結局、試合序盤から完全に主導権を握ったアメリカは、日本相手に98-45と完勝。竹内譲次は後に、「プレーをやらされてしまったというのは随所にあった」と言っていた。
「アメリカは、チェコやトルコみたいに(八村)塁に対してすごくシフトを敷いてきたってわけではないと思うんですけれど、マンツーマンのディフェンスから、誰が相手でも全力でやってきた。2006年世界選手権に出て、スペインと対戦したときもそうだったんですけれど、どんなに格下で点差があいていようと手を抜かないっていう姿勢もトップだと感じました」
確かに、アメリカのディフェンスは基本的に1対1だ。それは1対1で守り切れるという自信があってのこと。その中で、チーム内での決めごとはあったし、日本対策と言える細かな指示も出されていた。

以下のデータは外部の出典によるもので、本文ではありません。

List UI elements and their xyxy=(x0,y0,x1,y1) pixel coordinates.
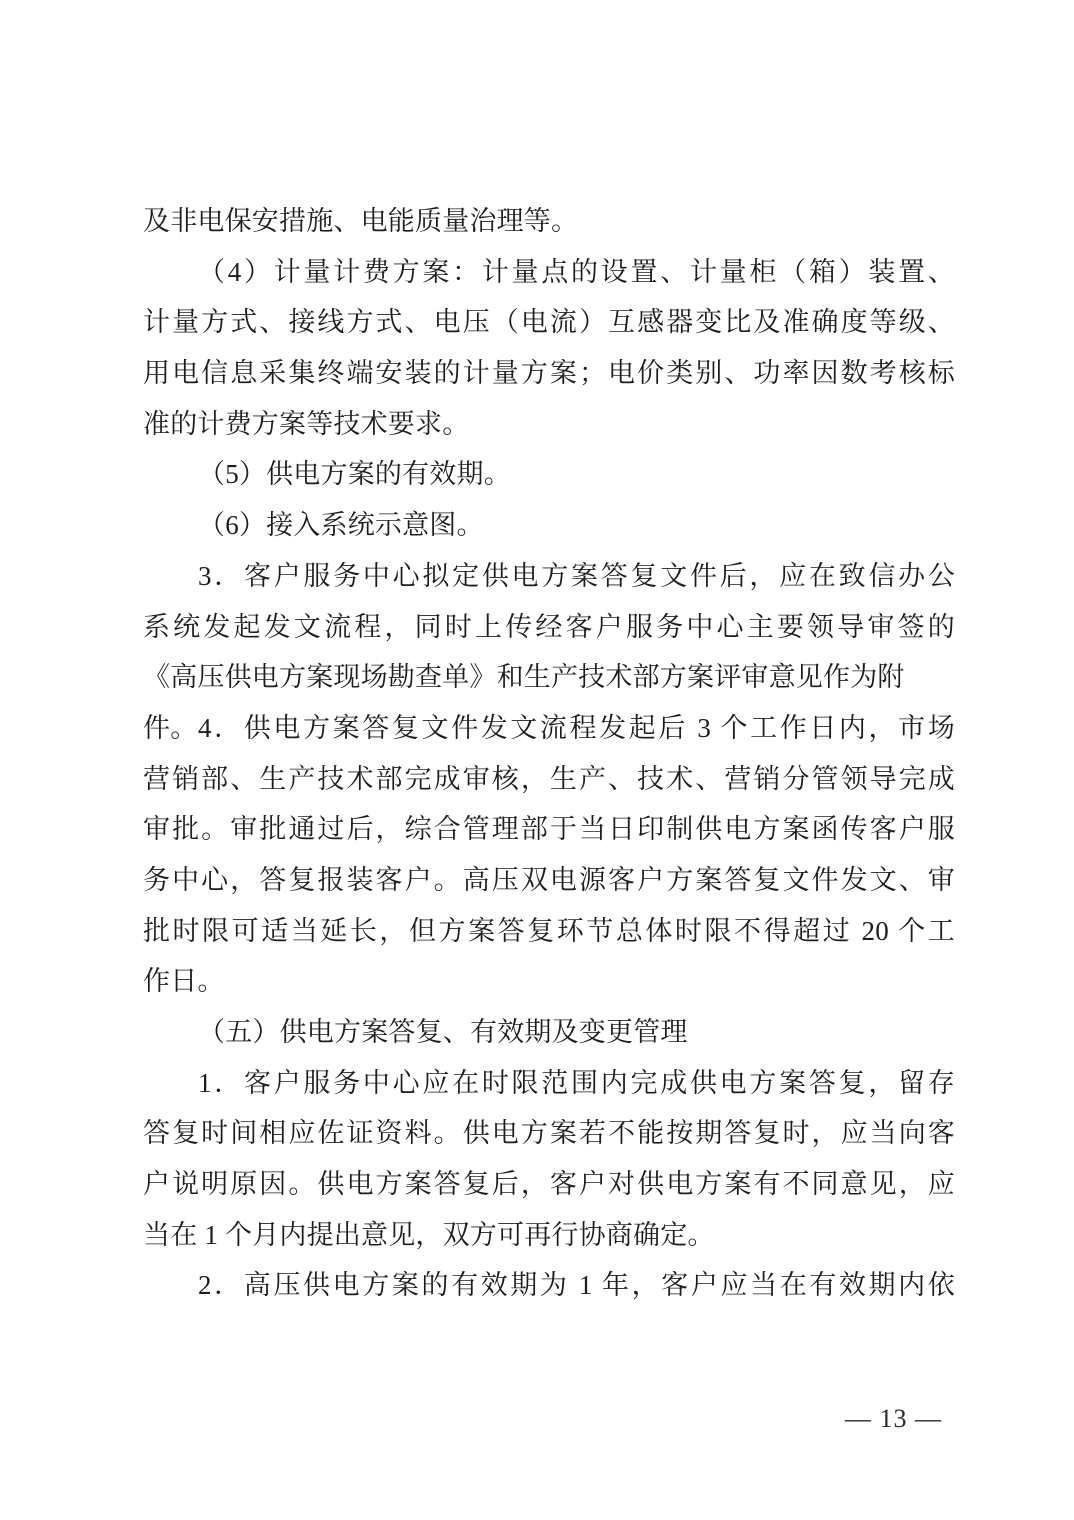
text-line: 营销部、生产技术部完成审核，生产、技术、营销分管领导完成 xyxy=(143,754,955,805)
text-line: （4）计量计费方案：计量点的设置、计量柜（箱）装置、 xyxy=(143,247,955,298)
text-line: （6）接入系统示意图。 xyxy=(143,500,955,551)
text-line: 务中心，答复报装客户。高压双电源客户方案答复文件发文、审 xyxy=(143,855,955,906)
paragraph: 3．客户服务中心拟定供电方案答复文件后，应在致信办公系统发起发文流程，同时上传经… xyxy=(143,551,955,703)
text-line: 审批。审批通过后，综合管理部于当日印制供电方案函传客户服 xyxy=(143,804,955,855)
text-line: （5）供电方案的有效期。 xyxy=(143,449,955,500)
paragraph: （6）接入系统示意图。 xyxy=(143,500,955,551)
paragraph: （五）供电方案答复、有效期及变更管理 xyxy=(143,1007,955,1058)
paragraph: 2．高压供电方案的有效期为 1 年，客户应当在有效期内依 xyxy=(143,1260,955,1311)
text-line: 作日。 xyxy=(143,956,955,1007)
text-line: 及非电保安措施、电能质量治理等。 xyxy=(143,196,955,247)
page-footer: — 13 — xyxy=(845,1402,942,1436)
text-line: 4．供电方案答复文件发文流程发起后 3 个工作日内，市场 xyxy=(143,703,955,754)
text-line: 2．高压供电方案的有效期为 1 年，客户应当在有效期内依 xyxy=(143,1260,955,1311)
text-line: 1．客户服务中心应在时限范围内完成供电方案答复，留存 xyxy=(143,1058,955,1109)
text-line: 用电信息采集终端安装的计量方案；电价类别、功率因数考核标 xyxy=(143,348,955,399)
text-line: 当在 1 个月内提出意见，双方可再行协商确定。 xyxy=(143,1210,955,1261)
text-line: 准的计费方案等技术要求。 xyxy=(143,399,955,450)
text-line: 系统发起发文流程，同时上传经客户服务中心主要领导审签的 xyxy=(143,602,955,653)
document-page: 及非电保安措施、电能质量治理等。（4）计量计费方案：计量点的设置、计量柜（箱）装… xyxy=(0,0,1074,1520)
paragraph: 1．客户服务中心应在时限范围内完成供电方案答复，留存答复时间相应佐证资料。供电方… xyxy=(143,1058,955,1261)
paragraph: 4．供电方案答复文件发文流程发起后 3 个工作日内，市场营销部、生产技术部完成审… xyxy=(143,703,955,1007)
paragraph: 及非电保安措施、电能质量治理等。 xyxy=(143,196,955,247)
text-line: 计量方式、接线方式、电压（电流）互感器变比及准确度等级、 xyxy=(143,297,955,348)
paragraph: （4）计量计费方案：计量点的设置、计量柜（箱）装置、计量方式、接线方式、电压（电… xyxy=(143,247,955,450)
text-line: 答复时间相应佐证资料。供电方案若不能按期答复时，应当向客 xyxy=(143,1108,955,1159)
document-body: 及非电保安措施、电能质量治理等。（4）计量计费方案：计量点的设置、计量柜（箱）装… xyxy=(143,196,955,1311)
text-line: 户说明原因。供电方案答复后，客户对供电方案有不同意见，应 xyxy=(143,1159,955,1210)
page-number: — 13 — xyxy=(845,1404,942,1433)
text-line: 批时限可适当延长，但方案答复环节总体时限不得超过 20 个工 xyxy=(143,906,955,957)
text-line: 3．客户服务中心拟定供电方案答复文件后，应在致信办公 xyxy=(143,551,955,602)
text-line: 《高压供电方案现场勘查单》和生产技术部方案评审意见作为附件。 xyxy=(143,652,955,703)
paragraph: （5）供电方案的有效期。 xyxy=(143,449,955,500)
text-line: （五）供电方案答复、有效期及变更管理 xyxy=(143,1007,955,1058)
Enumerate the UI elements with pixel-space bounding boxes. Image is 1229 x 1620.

日本戦が終わった後にようやく取材が許されたピアスコーチに、実力差がある日本相手でも油断せず、十分にスカウティングの準備をしたことについて聞くと、次のように語った。
「日本は(強化試合の)アルゼンチン相手に残り2分で6点ビハインドだった。ドイツ相手にも、12点負けていたのを追い上げて逆転し、勝っている。その前の強化試合ではニュージーランドにも勝っていた。だから、私たちはできるだけ準備するようにした。日本を軽視するわけにはいかないことはわかっていた」
序盤で徹底的に相手を抑え込む。
それでは、いったい、どんな対策を取ってきたのだろうか。ピアスコーチの言葉をもとにまとめてみた。
(1)勢いに乗せないために、試合序盤から日本の得意なプレーを封じる
ピアス「この試合に向けて日本を見て、まず思ったのは、すばらしい情熱をもってプレーしているということだった。40分間、手を抜くことがない。だから、日本が効果的にできることを、序盤からできるだけ抑えることが必要だと思い、そのためにできることを何でもやった」
格下の相手と戦うときには、相手に自信をもたせないことは重要だ。序盤で徹底的に抑え、やりたいことをやらせない。それが、アメリカのディフェンスだった。アメリカの激しいディフェンス相手に、日本選手たちは「ものすごい圧を感じた」と言い、日本はターンオーバーや、打ちにくいシュートを打たされ、1Qにフィールドゴール3本しか決められず(3/12)、わずか9点しか取れなかった。
アメリカも決してシュートが決まっていたわけではなかった(1QのFG9/16=成功率35%)が、それでも1Qが終わったときには、23-9と14点差がついていた。